Everything else is just supposition.

Note that this statement: "Protagoras asserted that there are two sides to every question, exactly opposite to each other" is a quote by Diogenes Laertius, written six centuries after Protagoras died, discussing his Sophist philosophy, and is not a direct quote of Protagoras.

HOW THIS UNIVERSE THINGY WORKS:

Protagoras is often referred to as a relativist, but let's be sure what this actually means. There are several ways to unpack the statement "Man is the measure of all things", and the simplest is to simply indicate a belief in Empiricism. Coupled with his avowed Agnosticism it would make sense that Protagoras would believe that the senses are the sources of our knowledge, and he would eschew mystical explanations. Today, Protagoras would probably be called a rational skeptic AKA a scientist.
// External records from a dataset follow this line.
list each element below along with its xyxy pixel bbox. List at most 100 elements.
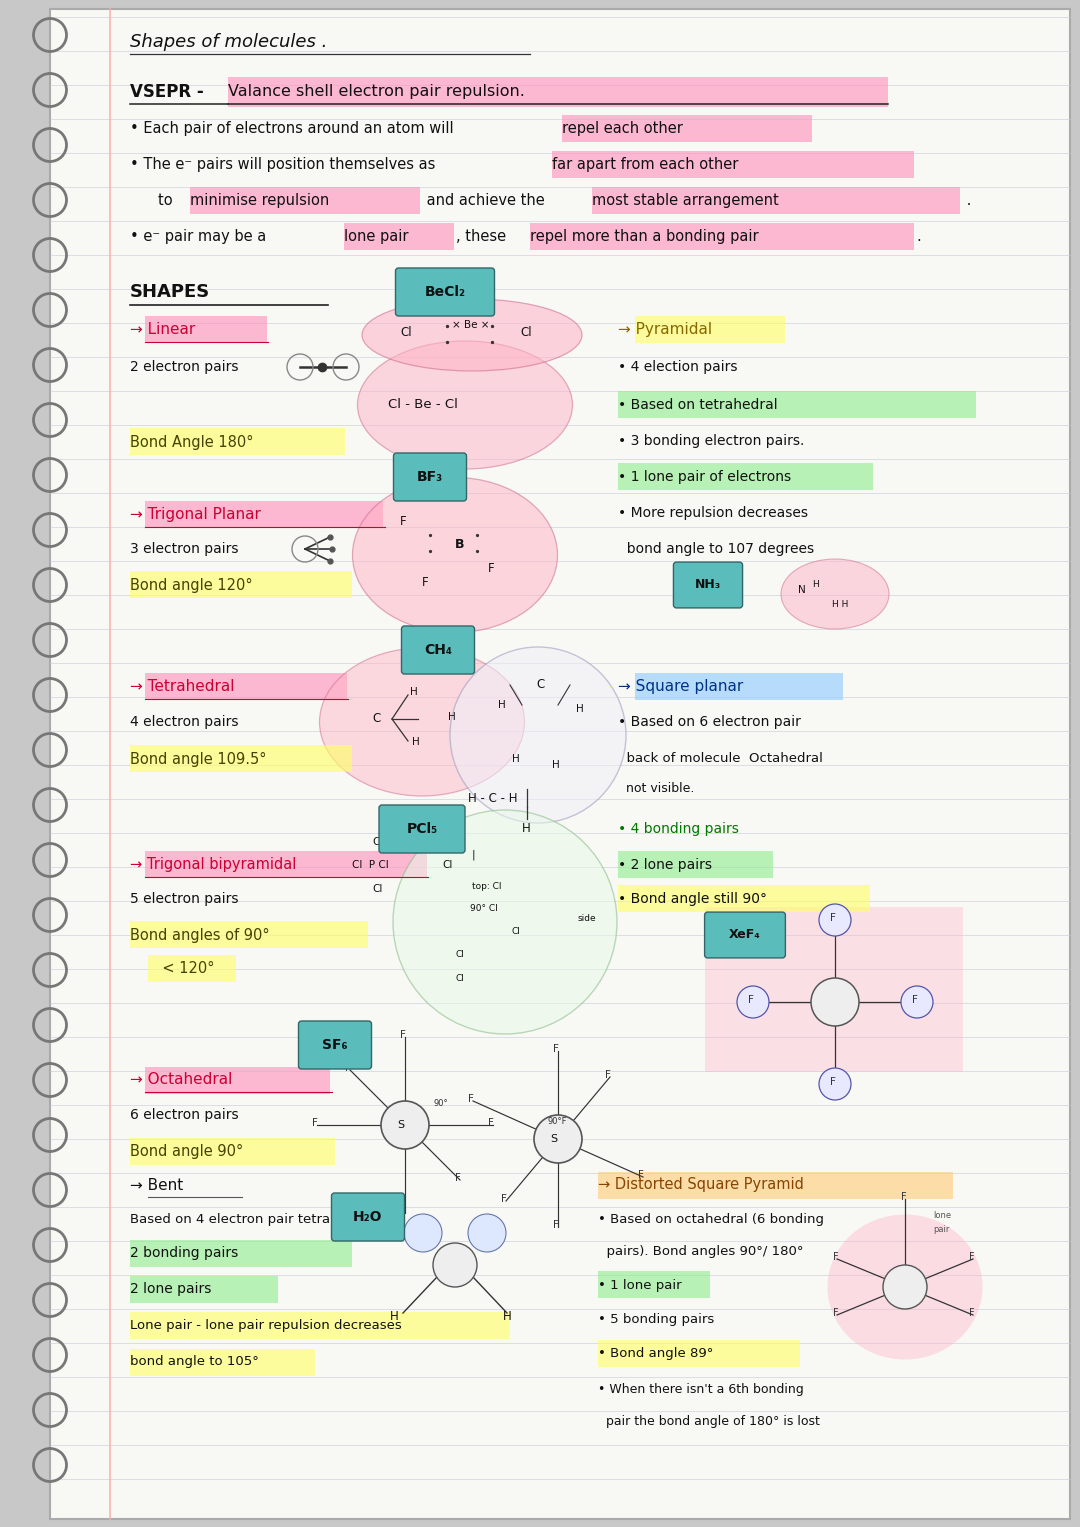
Bar [148,956,237,982]
Text: F: F [638,1170,644,1180]
Text: pair the bond angle of 180° is lost: pair the bond angle of 180° is lost [598,1416,820,1428]
Text: • Based on 6 electron pair: • Based on 6 electron pair [618,715,801,728]
Text: H H: H H [832,600,849,609]
Bar [130,1138,335,1165]
Text: back of molecule  Octahedral: back of molecule Octahedral [618,753,823,765]
Text: • 1 lone pair: • 1 lone pair [598,1278,681,1292]
Text: • Based on octahedral (6 bonding: • Based on octahedral (6 bonding [598,1212,824,1226]
Circle shape [819,904,851,936]
Text: → Bent: → Bent [130,1177,184,1193]
Bar [130,571,352,599]
Text: • The e⁻ pairs will position themselves as: • The e⁻ pairs will position themselves … [130,157,440,173]
Bar [618,464,873,490]
Bar [562,116,812,142]
Text: Bond angle 109.5°: Bond angle 109.5° [130,751,267,767]
Text: .: . [962,194,971,209]
Bar [592,188,960,214]
Text: F: F [400,1031,406,1040]
Ellipse shape [357,341,572,469]
Bar [145,316,267,344]
Text: • 4 bonding pairs: • 4 bonding pairs [618,822,739,835]
Text: F: F [912,996,918,1005]
Text: SHAPES: SHAPES [130,282,211,301]
Text: • 4 election pairs: • 4 election pairs [618,360,738,374]
Circle shape [811,977,859,1026]
Text: |: | [472,849,475,860]
Text: • Based on tetrahedral: • Based on tetrahedral [618,399,778,412]
Text: C: C [536,678,544,692]
Text: H: H [448,712,456,722]
Bar [145,673,347,701]
Bar [190,188,420,214]
Bar [228,76,888,107]
Bar [130,429,345,455]
Ellipse shape [362,299,582,371]
Text: pair: pair [933,1225,949,1234]
Text: 2 bonding pairs: 2 bonding pairs [130,1246,239,1260]
Bar [130,1240,352,1266]
Text: F: F [400,516,407,528]
FancyBboxPatch shape [332,1193,405,1241]
Text: C: C [372,713,380,725]
Text: × Be ×: × Be × [453,321,489,330]
Text: 2 lone pairs: 2 lone pairs [130,1283,212,1296]
Bar [598,1272,710,1298]
Text: Cl: Cl [400,325,411,339]
Text: • 2 lone pairs: • 2 lone pairs [618,858,712,872]
Text: Based on 4 electron pair tetrahedral,: Based on 4 electron pair tetrahedral, [130,1212,377,1226]
Text: F: F [400,1206,406,1215]
Text: side: side [578,915,596,924]
Text: Cl: Cl [442,860,453,870]
Bar [598,1171,953,1199]
Text: PCl₅: PCl₅ [406,822,437,835]
Text: B: B [455,539,464,551]
Text: F: F [969,1309,974,1318]
Text: H: H [411,738,420,747]
Text: Bond angle 120°: Bond angle 120° [130,577,253,592]
Text: H: H [503,1310,512,1324]
Text: , these: , these [456,229,511,244]
Ellipse shape [827,1214,983,1359]
Text: → Octahedral: → Octahedral [130,1072,232,1087]
Text: 90° Cl: 90° Cl [470,904,498,913]
Text: F: F [901,1193,906,1202]
Text: repel each other: repel each other [562,122,683,136]
Bar [618,391,976,418]
FancyBboxPatch shape [674,562,743,608]
Text: H - C - H: H - C - H [468,793,517,806]
Text: H₂O: H₂O [353,1209,382,1225]
Circle shape [901,986,933,1019]
Text: Cl: Cl [512,927,521,936]
Circle shape [450,647,626,823]
Circle shape [468,1214,507,1252]
Bar [130,745,352,773]
Circle shape [381,1101,429,1148]
Text: S: S [397,1119,404,1130]
Text: F: F [553,1044,558,1054]
FancyBboxPatch shape [395,269,495,316]
Text: • Each pair of electrons around an atom will: • Each pair of electrons around an atom … [130,122,458,136]
Text: F: F [969,1252,974,1261]
Bar [145,501,383,528]
Bar [598,1339,800,1367]
FancyBboxPatch shape [379,805,465,854]
Text: • Bond angle 89°: • Bond angle 89° [598,1347,714,1359]
Text: lone pair: lone pair [345,229,408,244]
Text: most stable arrangement: most stable arrangement [592,194,779,209]
Bar [145,1066,330,1093]
Text: CH₄: CH₄ [424,643,453,657]
Text: N: N [798,585,806,596]
Text: VSEPR -: VSEPR - [130,82,210,101]
Circle shape [404,1214,442,1252]
Text: • More repulsion decreases: • More repulsion decreases [618,505,808,521]
Text: Shapes of molecules .: Shapes of molecules . [130,34,327,50]
Bar [705,907,963,1072]
Text: NH₃: NH₃ [694,579,721,591]
Text: F: F [488,562,495,576]
Text: 5 electron pairs: 5 electron pairs [130,892,239,906]
Text: F: F [833,1309,839,1318]
Text: to: to [158,194,177,209]
Text: • When there isn't a 6th bonding: • When there isn't a 6th bonding [598,1382,804,1396]
Text: Valance shell electron pair repulsion.: Valance shell electron pair repulsion. [228,84,525,99]
Text: F: F [501,1194,507,1203]
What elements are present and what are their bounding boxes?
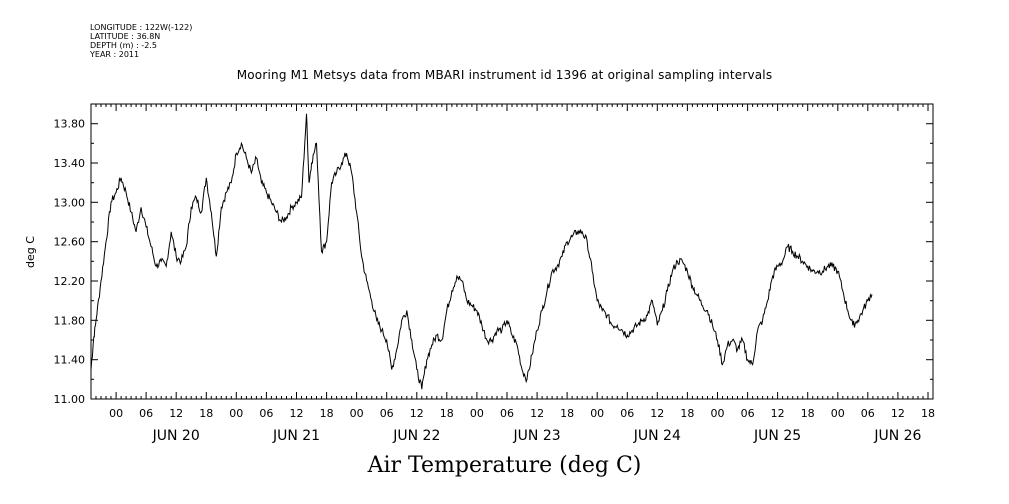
x-tick-label: 18 [680,407,694,420]
x-tick-label: 18 [801,407,815,420]
x-axis-label: Air Temperature (deg C) [367,453,642,478]
x-tick-label: 12 [290,407,304,420]
axis-ticks [90,103,934,400]
chart-title: Mooring M1 Metsys data from MBARI instru… [236,68,773,82]
x-tick-label: 06 [259,407,273,420]
day-label: JUN 25 [753,428,801,444]
x-tick-label: 06 [741,407,755,420]
x-tick-label: 18 [320,407,334,420]
x-tick-label: 00 [590,407,604,420]
x-tick-label: 12 [169,407,183,420]
day-label: JUN 23 [513,428,561,444]
x-tick-label: 18 [199,407,213,420]
year-label: YEAR : 2011 [90,50,140,59]
x-tick-label: 00 [229,407,243,420]
x-tick-label: 06 [500,407,514,420]
y-tick-labels: 11.00 11.40 11.80 12.20 12.60 13.00 13.40 13.80 [54,118,86,406]
x-tick-label: 00 [711,407,725,420]
x-tick-label: 00 [831,407,845,420]
x-tick-label: 18 [560,407,574,420]
x-tick-label: 06 [139,407,153,420]
x-tick-label: 00 [109,407,123,420]
y-tick-label: 13.00 [54,196,86,209]
mooring-metadata: LONGITUDE : 122W(-122) LATITUDE : 36.8N … [90,23,192,59]
y-tick-label: 13.80 [54,118,86,131]
day-label: JUN 20 [152,428,200,444]
x-tick-label: 12 [530,407,544,420]
day-label: JUN 21 [272,428,320,444]
x-tick-label: 12 [410,407,424,420]
day-labels: JUN 20 JUN 21 JUN 22 JUN 23 JUN 24 JUN 25 JUN … [152,428,922,444]
x-tick-label: 12 [771,407,785,420]
x-tick-label: 06 [861,407,875,420]
series-line-air-temperature [90,113,873,390]
x-tick-label: 12 [891,407,905,420]
day-label: JUN 22 [392,428,440,444]
y-tick-label: 12.60 [54,236,86,249]
x-tick-label: 18 [440,407,454,420]
x-tick-label: 06 [620,407,634,420]
y-axis-label: deg C [24,236,37,268]
y-tick-label: 12.20 [54,275,86,288]
x-tick-label: 12 [650,407,664,420]
depth-label: DEPTH (m) : -2.5 [90,41,157,50]
day-label: JUN 24 [633,428,681,444]
y-tick-label: 11.40 [54,354,86,367]
longitude-label: LONGITUDE : 122W(-122) [90,23,193,32]
y-tick-label: 11.00 [54,393,86,406]
x-tick-label: 18 [921,407,935,420]
day-label: JUN 26 [873,428,921,444]
latitude-label: LATITUDE : 36.8N [90,32,161,41]
y-tick-label: 11.80 [54,314,86,327]
x-tick-label: 00 [350,407,364,420]
x-tick-label: 06 [380,407,394,420]
x-tick-label: 00 [470,407,484,420]
y-tick-label: 13.40 [54,157,86,170]
x-tick-labels: 00 06 12 18 00 06 12 18 00 06 12 18 00 06 12 18 00 06 12 18… [109,407,935,420]
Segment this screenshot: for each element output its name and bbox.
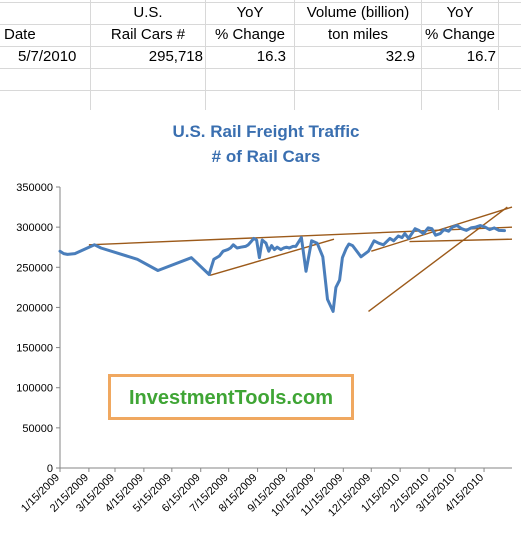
header-date: Date	[4, 26, 36, 43]
column-divider	[90, 0, 91, 110]
y-tick-label: 0	[47, 463, 53, 475]
y-tick-label: 50000	[22, 423, 53, 435]
y-tick-label: 350000	[16, 182, 53, 194]
header-pct-change-2: % Change	[424, 26, 496, 43]
cell-pct-change-2: 16.7	[466, 48, 496, 65]
column-divider	[294, 0, 295, 110]
y-tick-label: 300000	[16, 222, 53, 234]
y-tick-label: 250000	[16, 262, 53, 274]
header-ton-miles: ton miles	[327, 26, 389, 43]
y-tick-label: 100000	[16, 383, 53, 395]
watermark: InvestmentTools.com	[108, 374, 354, 420]
chart-subtitle: # of Rail Cars	[212, 147, 321, 166]
column-divider	[421, 0, 422, 110]
header-pct-change-1: % Change	[214, 26, 286, 43]
column-divider	[498, 0, 499, 110]
trendline	[209, 238, 335, 276]
spreadsheet-table: U.S. YoY Volume (billion) YoY Date Rail …	[0, 0, 521, 110]
row-divider	[0, 24, 521, 25]
trendline	[409, 238, 513, 243]
rail-freight-chart: U.S. Rail Freight Traffic # of Rail Cars 0…	[16, 122, 513, 519]
row-divider	[0, 90, 521, 91]
header-yoy-2: YoY	[446, 4, 474, 21]
cell-pct-change-1: 16.3	[256, 48, 286, 65]
header-rail-cars: Rail Cars #	[110, 26, 186, 43]
row-divider	[0, 2, 521, 3]
trendline	[371, 206, 513, 252]
column-divider	[205, 0, 206, 110]
chart-title: U.S. Rail Freight Traffic	[172, 122, 359, 141]
header-yoy-1: YoY	[236, 4, 264, 21]
row-divider	[0, 46, 521, 47]
y-tick-label: 150000	[16, 343, 53, 355]
header-us: U.S.	[133, 4, 163, 21]
row-divider	[0, 68, 521, 69]
y-tick-label: 200000	[16, 302, 53, 314]
trendline	[368, 206, 508, 313]
cell-date: 5/7/2010	[18, 48, 77, 65]
cell-ton-miles: 32.9	[385, 48, 415, 65]
header-volume: Volume (billion)	[306, 4, 410, 21]
cell-rail-cars: 295,718	[148, 48, 203, 65]
rail-cars-series-line	[58, 224, 506, 313]
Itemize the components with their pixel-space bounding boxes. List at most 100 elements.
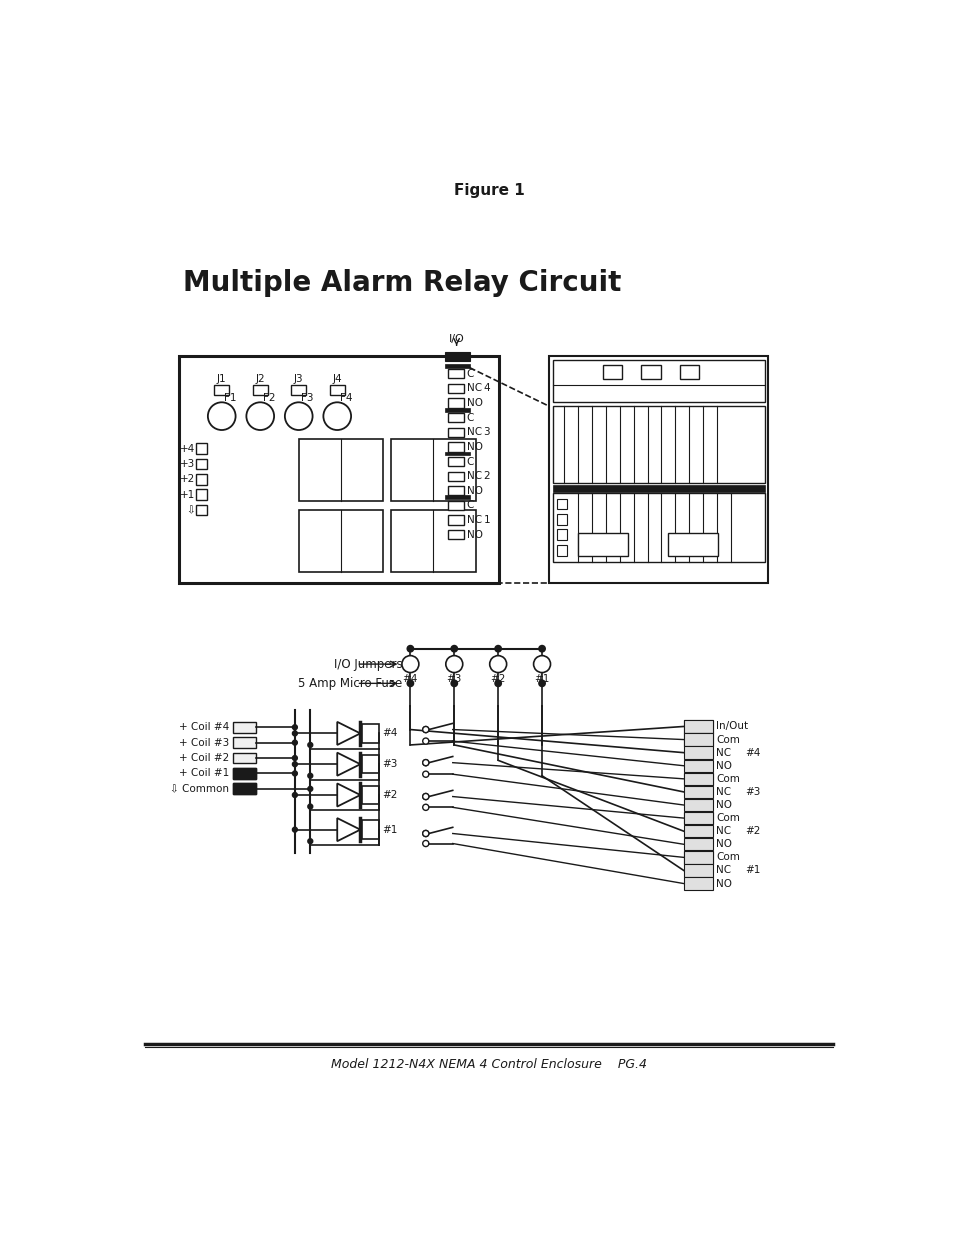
Text: + Coil #2: + Coil #2: [179, 753, 229, 763]
Text: 2: 2: [483, 472, 490, 482]
Bar: [233, 737, 256, 748]
Circle shape: [293, 725, 297, 730]
Text: C: C: [466, 457, 474, 467]
Text: 1: 1: [483, 515, 490, 525]
Bar: [683, 773, 712, 785]
Text: #2: #2: [744, 826, 760, 836]
Bar: [444, 452, 469, 456]
Bar: [448, 369, 463, 378]
Text: #1: #1: [381, 825, 396, 835]
Circle shape: [422, 771, 429, 777]
Circle shape: [422, 739, 429, 745]
Text: + Coil #4: + Coil #4: [179, 722, 229, 732]
Bar: [444, 352, 469, 362]
Circle shape: [308, 839, 313, 844]
Bar: [683, 773, 712, 785]
Circle shape: [489, 656, 506, 673]
Text: #4: #4: [381, 729, 396, 739]
Bar: [683, 825, 712, 837]
Bar: [557, 530, 567, 540]
Bar: [448, 472, 463, 480]
Bar: [683, 811, 712, 824]
Text: #3: #3: [381, 760, 396, 769]
Text: NC: NC: [466, 472, 481, 482]
Text: ⇩ Common: ⇩ Common: [171, 784, 229, 794]
Text: J4: J4: [332, 374, 342, 384]
Text: #4: #4: [402, 674, 417, 684]
Circle shape: [422, 760, 429, 766]
Text: #3: #3: [446, 674, 461, 684]
Text: #2: #2: [490, 674, 505, 684]
Bar: [196, 489, 207, 500]
Text: 5 Amp Micro Fuse: 5 Amp Micro Fuse: [298, 677, 402, 690]
Circle shape: [293, 731, 297, 736]
Text: Multiple Alarm Relay Circuit: Multiple Alarm Relay Circuit: [183, 269, 621, 296]
Text: NO: NO: [716, 800, 731, 810]
Text: #2: #2: [381, 790, 396, 800]
Bar: [253, 385, 268, 395]
Circle shape: [308, 773, 313, 778]
Bar: [444, 408, 469, 411]
Bar: [448, 442, 463, 452]
Bar: [683, 851, 712, 863]
Circle shape: [293, 771, 297, 776]
Bar: [557, 499, 567, 509]
Circle shape: [538, 646, 544, 652]
Circle shape: [407, 646, 413, 652]
Bar: [196, 443, 207, 454]
Text: #1: #1: [744, 866, 760, 876]
Bar: [233, 721, 256, 732]
Bar: [683, 760, 712, 772]
Text: NO: NO: [466, 485, 482, 495]
Bar: [683, 864, 712, 877]
Text: NC: NC: [716, 747, 730, 757]
Bar: [361, 820, 378, 839]
Circle shape: [422, 830, 429, 836]
Bar: [683, 811, 712, 824]
Text: J1: J1: [216, 374, 226, 384]
Bar: [552, 359, 763, 403]
Circle shape: [451, 646, 456, 652]
Circle shape: [293, 827, 297, 832]
Circle shape: [407, 680, 413, 687]
Circle shape: [285, 403, 313, 430]
Bar: [196, 474, 207, 484]
Text: ⇩: ⇩: [186, 505, 194, 515]
Bar: [391, 440, 476, 501]
Bar: [361, 785, 378, 804]
Circle shape: [308, 787, 313, 792]
Circle shape: [422, 760, 429, 766]
Text: In/Out: In/Out: [716, 721, 747, 731]
Bar: [552, 406, 763, 483]
Bar: [291, 385, 306, 395]
Circle shape: [293, 756, 297, 761]
Bar: [391, 510, 476, 572]
Bar: [683, 720, 712, 732]
Text: NO: NO: [466, 442, 482, 452]
Text: NC: NC: [466, 427, 481, 437]
Text: Com: Com: [716, 774, 740, 784]
Bar: [233, 783, 256, 794]
Text: NC: NC: [716, 866, 730, 876]
Circle shape: [246, 403, 274, 430]
Bar: [602, 366, 621, 379]
Bar: [233, 752, 256, 763]
Bar: [196, 505, 207, 515]
Text: Figure 1: Figure 1: [453, 183, 524, 198]
Bar: [683, 746, 712, 758]
Text: #1: #1: [534, 674, 549, 684]
Circle shape: [293, 793, 297, 798]
Bar: [448, 487, 463, 495]
Circle shape: [445, 656, 462, 673]
Bar: [448, 399, 463, 408]
Circle shape: [495, 680, 500, 687]
Text: F3: F3: [301, 394, 314, 404]
Bar: [448, 384, 463, 393]
Text: I/O: I/O: [448, 335, 464, 345]
Text: 4: 4: [483, 383, 490, 394]
Text: + Coil #1: + Coil #1: [179, 768, 229, 778]
Bar: [298, 440, 383, 501]
Text: J3: J3: [294, 374, 303, 384]
Bar: [448, 412, 463, 422]
Bar: [444, 364, 469, 368]
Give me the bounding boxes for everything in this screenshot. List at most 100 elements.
But Protagoras's skepticism runs deep, and if we are to take anything written about him seriously, we must agree that he was so skeptical that he refused to believe that we could ever really know anything. But since we need to exist and function in the world (those of us who irrationally decide against suicide, that is), we need to behave as if something is real -- the only way to do this is to pick a measure of reality and stick to it. Most people happen to choose religion or other mystical explanations (maybe they're all mystical explanations) but Protagoras chooses the individual. That makes a lot of sense to us, and it made a lot of sense to the Ancient Greeks. It did not, however, make a lot of sense to the people living in between us, which is one of the reasons Protagoras is an obscurity and Plato is known to all.

BRING IT HOME, BABY:

Now we come to the joining point for understanding what Protagoras must mean for us today. Nothing is certain, we are all our own judges, and yet we must live in a society. This does not lead, as critics amateurishly prescribe, to nihilism. Instead, Protagoras argues the basic fundamental reasoning behind Democracy. We can't really be sure, and none of us can know, what the real absolute truth is -- but each man can be a measure of reality. Since we are all given these understandings, the only right form of government is government by the many: Democracy.

Later Philosophers would iron out Protagoras's crude arguments. But by thinking about him this way it is not difficult to see why Pericles loved him, and why Plato respected and hated him.

Protagoras was skeptical of his own knowledge, and the knowledge of others. He loved science. He thought above all else, that language, debate, and discussion between equals was our highest calling. And he really liked money. He was the first Sophist.

References supplied upon request. But I knew most of this without looking it up.